Page Banner

United States Department of Agriculture

Agricultural Research Service

Research Project: BIOLOGICALLY BASED PEST MANAGEMENT FOR FIELD AND GREENHOUSE CROPS Title: Biology of the galling wasp, Tetramesa romana, a biological control agent of giant reed

Authors
item Moran, Patrick
item Goolsby, John

Submitted to: Biological Control
Publication Type: Peer Reviewed Journal
Publication Acceptance Date: January 6, 2009
Publication Date: March 15, 2009
Citation: Moran, P.J., Goolsby, J. 2009. Biology of the galling wasp, Tetramesa romana, a biological control agent of giant reed. Biological Control. 49:169-179.

Interpretive Summary: Giant reed, also known as carrizo cane, is a grass species that can grow up to 5 meters (18 ft) tall and looks like bamboo, although it is not closely related to bamboo. Giant reed is not native to North America, and this giant grass has invaded river corridors and the banks of lakes along the Rio Grande and its tributaries in Texas and Mexico, as well as many other rivers and wet areas across the southern U.S., occupying over 100,000 acres. In dry areas stretching from South Texas to northern California, giant reed removes millions of dollars of water per year that is needed for agriculture and domestic use, and it threatens native plants and animals by pushing them aside and by increasing flood and wildfire damage along rivers. The objective of this study was to determine the development, reproduction, and survival of a wasp, collected from the native range of giant reed in Mediterranean Europe, that is capable of causing tumors or ‘galls’ on shoot tips of giant reed, interfering with plant growth and thus contributing to biological control of giant reed using natural enemies. Adult female wasps do not need to mate to reproduce. Females inject eggs into shoot tips, which hatch into larvae after 4 to 5 days and complete three wormlike ‘larval’ stages within 26 days of egg injection. The plant produces a gall and the larvae feed on the gall tissue. The fully-grown larva undergoes metamorphosis for about one week as a pupa, and then chews its way out of the gall to repeat the life cycle. The female wasp lives only 3 to 4 days, but in that time it can inject enough eggs to produce 20 to 55 offspring within one month of egg injection. About 65% of the wasps raised from a shipment from southern Spain produced offspring. Reproductively successful wasps spent more time probing or injecting giant reed stems than did unsuccessful wasps, and wasps spent more time probing in the afternoon than in the morning. The results of this study show that the wasp (Tetramesa romana) has biological characteristics that will help it succeed as a biological control agent against giant reed in the Rio Grande Basin and elsewhere in the U.S.

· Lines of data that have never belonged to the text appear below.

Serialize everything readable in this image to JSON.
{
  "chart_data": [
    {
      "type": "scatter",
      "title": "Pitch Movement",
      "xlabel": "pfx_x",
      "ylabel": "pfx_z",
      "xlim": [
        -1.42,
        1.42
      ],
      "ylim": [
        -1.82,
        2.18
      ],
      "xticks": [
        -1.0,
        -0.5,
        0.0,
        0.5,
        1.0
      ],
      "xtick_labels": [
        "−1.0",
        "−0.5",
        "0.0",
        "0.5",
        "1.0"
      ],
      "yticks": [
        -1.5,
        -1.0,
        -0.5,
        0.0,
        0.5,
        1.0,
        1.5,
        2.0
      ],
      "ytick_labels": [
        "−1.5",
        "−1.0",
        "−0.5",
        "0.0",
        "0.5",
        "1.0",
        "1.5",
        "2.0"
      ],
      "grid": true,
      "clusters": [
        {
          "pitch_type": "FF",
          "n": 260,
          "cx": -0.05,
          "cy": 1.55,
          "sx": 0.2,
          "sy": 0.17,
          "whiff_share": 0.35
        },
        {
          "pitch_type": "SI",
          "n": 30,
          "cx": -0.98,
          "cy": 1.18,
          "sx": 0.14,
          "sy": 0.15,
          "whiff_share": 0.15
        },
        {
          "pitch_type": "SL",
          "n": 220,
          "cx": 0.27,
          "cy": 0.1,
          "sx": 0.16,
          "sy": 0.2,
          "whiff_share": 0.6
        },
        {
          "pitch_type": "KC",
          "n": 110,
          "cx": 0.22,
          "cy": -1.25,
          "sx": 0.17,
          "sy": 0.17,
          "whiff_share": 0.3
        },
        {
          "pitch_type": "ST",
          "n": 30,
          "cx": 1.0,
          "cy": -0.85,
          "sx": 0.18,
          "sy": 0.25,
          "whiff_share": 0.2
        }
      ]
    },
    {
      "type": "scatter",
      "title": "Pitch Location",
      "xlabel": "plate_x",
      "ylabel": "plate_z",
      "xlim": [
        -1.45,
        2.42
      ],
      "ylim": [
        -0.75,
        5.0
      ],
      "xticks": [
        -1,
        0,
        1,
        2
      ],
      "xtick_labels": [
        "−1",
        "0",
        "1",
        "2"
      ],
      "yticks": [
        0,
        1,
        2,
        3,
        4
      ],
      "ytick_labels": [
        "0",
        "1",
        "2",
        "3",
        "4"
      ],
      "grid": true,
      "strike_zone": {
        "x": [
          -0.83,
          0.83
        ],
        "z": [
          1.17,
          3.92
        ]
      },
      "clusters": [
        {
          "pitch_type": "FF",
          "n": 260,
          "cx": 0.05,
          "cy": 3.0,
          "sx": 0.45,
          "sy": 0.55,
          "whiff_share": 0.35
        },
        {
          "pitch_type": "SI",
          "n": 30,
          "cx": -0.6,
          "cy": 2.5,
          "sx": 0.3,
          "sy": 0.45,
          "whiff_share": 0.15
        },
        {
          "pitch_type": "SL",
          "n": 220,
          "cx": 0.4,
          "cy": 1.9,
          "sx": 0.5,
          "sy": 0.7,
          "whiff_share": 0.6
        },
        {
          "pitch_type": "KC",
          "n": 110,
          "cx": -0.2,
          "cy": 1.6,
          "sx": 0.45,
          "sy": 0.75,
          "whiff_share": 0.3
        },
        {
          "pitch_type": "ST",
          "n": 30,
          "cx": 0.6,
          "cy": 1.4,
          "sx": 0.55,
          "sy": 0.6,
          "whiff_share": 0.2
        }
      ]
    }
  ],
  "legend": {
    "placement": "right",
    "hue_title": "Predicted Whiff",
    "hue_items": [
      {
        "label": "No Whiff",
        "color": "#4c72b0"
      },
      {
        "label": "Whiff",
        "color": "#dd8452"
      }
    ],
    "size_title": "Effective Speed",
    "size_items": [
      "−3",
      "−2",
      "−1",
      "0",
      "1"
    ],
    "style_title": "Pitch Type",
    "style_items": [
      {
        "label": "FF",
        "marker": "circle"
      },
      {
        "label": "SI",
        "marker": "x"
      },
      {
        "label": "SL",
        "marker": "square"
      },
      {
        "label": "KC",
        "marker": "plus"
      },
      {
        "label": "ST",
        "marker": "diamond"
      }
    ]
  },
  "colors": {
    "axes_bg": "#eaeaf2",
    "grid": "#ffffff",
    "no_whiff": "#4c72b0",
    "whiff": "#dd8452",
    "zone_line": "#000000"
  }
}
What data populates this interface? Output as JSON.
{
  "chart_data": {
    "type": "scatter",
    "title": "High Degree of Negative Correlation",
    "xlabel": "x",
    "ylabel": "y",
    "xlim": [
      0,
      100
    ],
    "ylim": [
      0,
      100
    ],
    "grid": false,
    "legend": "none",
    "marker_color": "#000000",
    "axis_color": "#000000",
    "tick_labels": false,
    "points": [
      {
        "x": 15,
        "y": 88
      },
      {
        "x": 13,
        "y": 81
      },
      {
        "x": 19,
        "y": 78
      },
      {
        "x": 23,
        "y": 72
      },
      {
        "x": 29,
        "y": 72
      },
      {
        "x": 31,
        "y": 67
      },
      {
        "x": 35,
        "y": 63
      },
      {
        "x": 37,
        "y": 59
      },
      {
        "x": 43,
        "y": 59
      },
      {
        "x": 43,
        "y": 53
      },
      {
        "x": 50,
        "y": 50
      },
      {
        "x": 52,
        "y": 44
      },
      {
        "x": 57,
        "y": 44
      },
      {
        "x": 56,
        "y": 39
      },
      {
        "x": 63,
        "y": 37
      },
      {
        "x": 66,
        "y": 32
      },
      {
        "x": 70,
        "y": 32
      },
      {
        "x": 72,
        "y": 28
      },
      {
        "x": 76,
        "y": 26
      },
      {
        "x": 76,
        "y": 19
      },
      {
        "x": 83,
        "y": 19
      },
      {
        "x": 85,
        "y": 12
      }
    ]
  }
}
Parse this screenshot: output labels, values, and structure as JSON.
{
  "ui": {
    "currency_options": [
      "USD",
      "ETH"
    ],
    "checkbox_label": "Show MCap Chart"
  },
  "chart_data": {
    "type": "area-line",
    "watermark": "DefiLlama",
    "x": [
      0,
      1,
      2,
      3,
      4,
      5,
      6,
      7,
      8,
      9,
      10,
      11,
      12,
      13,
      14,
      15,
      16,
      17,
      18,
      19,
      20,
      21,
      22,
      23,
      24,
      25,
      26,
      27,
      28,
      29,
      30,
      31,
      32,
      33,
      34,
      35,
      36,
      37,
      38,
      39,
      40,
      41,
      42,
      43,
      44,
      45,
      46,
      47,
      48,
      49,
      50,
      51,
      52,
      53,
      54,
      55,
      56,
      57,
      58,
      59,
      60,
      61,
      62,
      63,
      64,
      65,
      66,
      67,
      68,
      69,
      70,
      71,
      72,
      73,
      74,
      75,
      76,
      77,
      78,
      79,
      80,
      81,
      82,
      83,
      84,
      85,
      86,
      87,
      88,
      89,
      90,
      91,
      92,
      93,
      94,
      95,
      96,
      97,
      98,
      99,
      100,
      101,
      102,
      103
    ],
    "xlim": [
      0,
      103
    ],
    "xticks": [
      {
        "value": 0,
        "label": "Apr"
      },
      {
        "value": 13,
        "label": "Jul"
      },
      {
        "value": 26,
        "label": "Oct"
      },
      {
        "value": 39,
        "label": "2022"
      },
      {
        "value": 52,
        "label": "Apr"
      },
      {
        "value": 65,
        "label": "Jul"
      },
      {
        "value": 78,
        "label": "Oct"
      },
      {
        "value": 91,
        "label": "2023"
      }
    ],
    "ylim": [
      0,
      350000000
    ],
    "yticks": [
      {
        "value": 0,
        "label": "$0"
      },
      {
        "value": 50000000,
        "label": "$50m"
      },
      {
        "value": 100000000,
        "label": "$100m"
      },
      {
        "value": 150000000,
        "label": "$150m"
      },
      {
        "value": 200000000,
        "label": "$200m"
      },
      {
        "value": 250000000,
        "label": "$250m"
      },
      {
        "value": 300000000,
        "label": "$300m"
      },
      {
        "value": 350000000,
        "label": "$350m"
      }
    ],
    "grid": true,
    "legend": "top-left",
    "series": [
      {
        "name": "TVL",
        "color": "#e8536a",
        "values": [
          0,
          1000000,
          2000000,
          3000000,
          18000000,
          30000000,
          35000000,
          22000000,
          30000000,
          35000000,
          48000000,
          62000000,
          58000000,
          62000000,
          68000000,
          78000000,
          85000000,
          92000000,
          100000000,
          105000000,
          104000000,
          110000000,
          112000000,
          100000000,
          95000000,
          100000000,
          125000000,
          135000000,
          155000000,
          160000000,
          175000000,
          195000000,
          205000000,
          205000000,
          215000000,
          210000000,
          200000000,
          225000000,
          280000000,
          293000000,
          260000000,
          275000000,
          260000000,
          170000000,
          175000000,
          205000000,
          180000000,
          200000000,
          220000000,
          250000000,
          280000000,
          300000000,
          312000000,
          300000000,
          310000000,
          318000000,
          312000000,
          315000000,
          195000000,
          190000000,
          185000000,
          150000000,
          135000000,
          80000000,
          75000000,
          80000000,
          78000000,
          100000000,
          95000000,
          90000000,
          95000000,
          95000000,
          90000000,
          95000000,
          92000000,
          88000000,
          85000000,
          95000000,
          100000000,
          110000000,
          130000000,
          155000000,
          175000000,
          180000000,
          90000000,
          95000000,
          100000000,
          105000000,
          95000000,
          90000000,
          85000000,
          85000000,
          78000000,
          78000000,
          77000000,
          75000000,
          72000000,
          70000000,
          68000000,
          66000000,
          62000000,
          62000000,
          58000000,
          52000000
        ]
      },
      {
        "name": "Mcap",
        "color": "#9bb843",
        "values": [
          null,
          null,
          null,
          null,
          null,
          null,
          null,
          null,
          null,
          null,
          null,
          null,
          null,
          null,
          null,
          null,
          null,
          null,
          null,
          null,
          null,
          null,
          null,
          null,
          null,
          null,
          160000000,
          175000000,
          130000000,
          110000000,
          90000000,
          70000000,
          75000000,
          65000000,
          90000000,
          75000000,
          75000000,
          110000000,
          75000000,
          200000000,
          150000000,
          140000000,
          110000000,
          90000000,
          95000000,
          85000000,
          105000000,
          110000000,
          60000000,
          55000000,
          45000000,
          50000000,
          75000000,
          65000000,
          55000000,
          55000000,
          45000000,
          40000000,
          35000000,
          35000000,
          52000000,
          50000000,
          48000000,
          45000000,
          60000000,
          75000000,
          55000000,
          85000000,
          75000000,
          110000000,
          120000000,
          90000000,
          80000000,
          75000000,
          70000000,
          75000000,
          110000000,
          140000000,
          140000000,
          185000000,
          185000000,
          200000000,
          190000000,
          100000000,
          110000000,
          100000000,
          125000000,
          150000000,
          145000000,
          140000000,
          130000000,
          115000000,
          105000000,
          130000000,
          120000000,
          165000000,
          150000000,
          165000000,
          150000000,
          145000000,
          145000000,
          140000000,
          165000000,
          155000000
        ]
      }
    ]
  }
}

Technical Abstract: The biology of the gall-forming wasp, Tetramesa romana Walker (Hymenoptera: Eurytomidae), from southern France and Spain was studied for biological control of giant reed (Arundo donax L.), an exotic and invasive riparian weed in the U.S. Females developed eggs parthenogenetically and deposited them into shoot tips of A. donax. Eggs were 1.26 ± 0.08 mm long and hatched within five days of oviposition. Gall tissue developed around eggs and young larvae. The larvae completed three instars within 23-27 days of oviposition, with the first and second instars lasting 5 days each and the third instar lasting 12 days at 27°C. Larvae increased in length from 1.0 mm to 4.1 mm and in head capsule width from 0.14 to 0.47 mm between the first and last instars, respectively. The total generation time averaged 33 days. Adults were 6.8 mm long with antennae. Adults lived an average of 3.7 days. Spanish wasps lived 1.3 days longer than French wasps. French and Spanish females produced offspring 36% and 65% of the time, respectively. Individual Spanish wasps produced an average of 26 (up to 66) progeny, displaying an intrinsic capacity for increase of 0.081 and a population doubling time of 9.2 days. Reproductive wasps spent 15% more time probing stems than did wasps that failed to gall stems, and probing behavior was 13% more prevalent in the afternoon. The wasp T. romana has the potential to establish large populations on A. donax after field release.